Submitted via IRC for Bytram
AT&T Lays Off Thousands After Nabbing Billions In Tax Breaks And Regulatory Favors
Back in November of 2017 AT&T promised that if it received a tax break from the Trump administration, it would invest an additional $1 billion back into its network and employees. At the time, CEO Randall Stephenson proclaimed that "every billion dollars AT&T invests is 7,000 hard-hat jobs." Not "entry-level jobs," AT&T promised, but "7,000 jobs of people putting fiber in ground, hard-hat jobs that make $70,000 to $80,000 per year."
Yeah, about that.
The Trump tax cut resulted in AT&T getting billions in immediate tax relief, and roughly $3 billion in tax savings annually, in perpetuity. Yet when it came time for AT&T to re-invest this money back into its network and employees, AT&T actually did the opposite and began laying them off in droves. Unions claim AT&T has laid off an estimated 23,000 workers worldwide since the Trump tax plan, with investors and executives unsurprisingly pocketing the savings. This week, the word came down that AT&T would be laying off thousands more as it wraps up fiber deployment:
"Leaked internal documents confirmed most of the 1,800 planned job cuts. One AT&T surplus declaration shows that more than 900 of the surplus jobs come from the company's Southeast division in Alabama, Florida, Georgia, Kentucky, Louisiana, Mississippi, North Carolina, South Carolina, and Tennessee.
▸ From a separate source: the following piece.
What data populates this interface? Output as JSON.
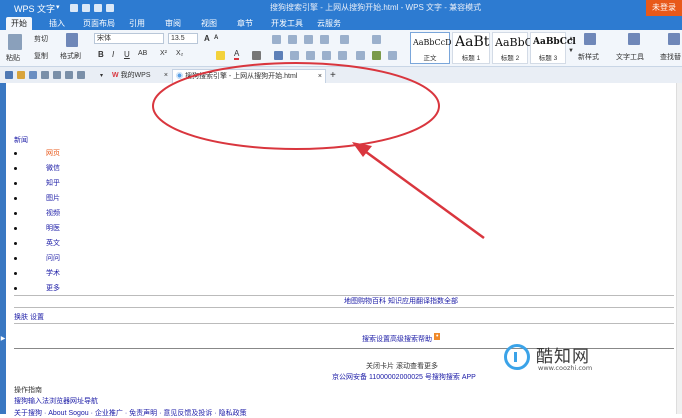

This document attributes most of the cuts to "economic" reasons and some to "technological/operational efficiency."
(Score: 2) by Runaway1956 on Saturday June 22 2019, @02:09PM
The real job creators have always been little people. Small businesses, small-time inventors, and entrepreneurs. In the news, we see a steady stream of startups, being bought out by the corporates. Where did these startups come from?
They were all just small town people with an idea to do something cool, or do something better, or do something cheaper, or to make something look better. They all start in an apartment, a garage, or a shed. They sell a little, and the upgrade to larger quarters, out of the home. They sell more, and maybe they rent a shop, a warehouse, whatever. And, all along the way, they are hiring.
Then, they get bought out, the corporation takes all their stock, their tools, their contacts, and their employees. Soon after, the corporation has layed off almost all of those employees.
Corporations, big business, and management has almost never "created jobs". Instead, they consume jobs.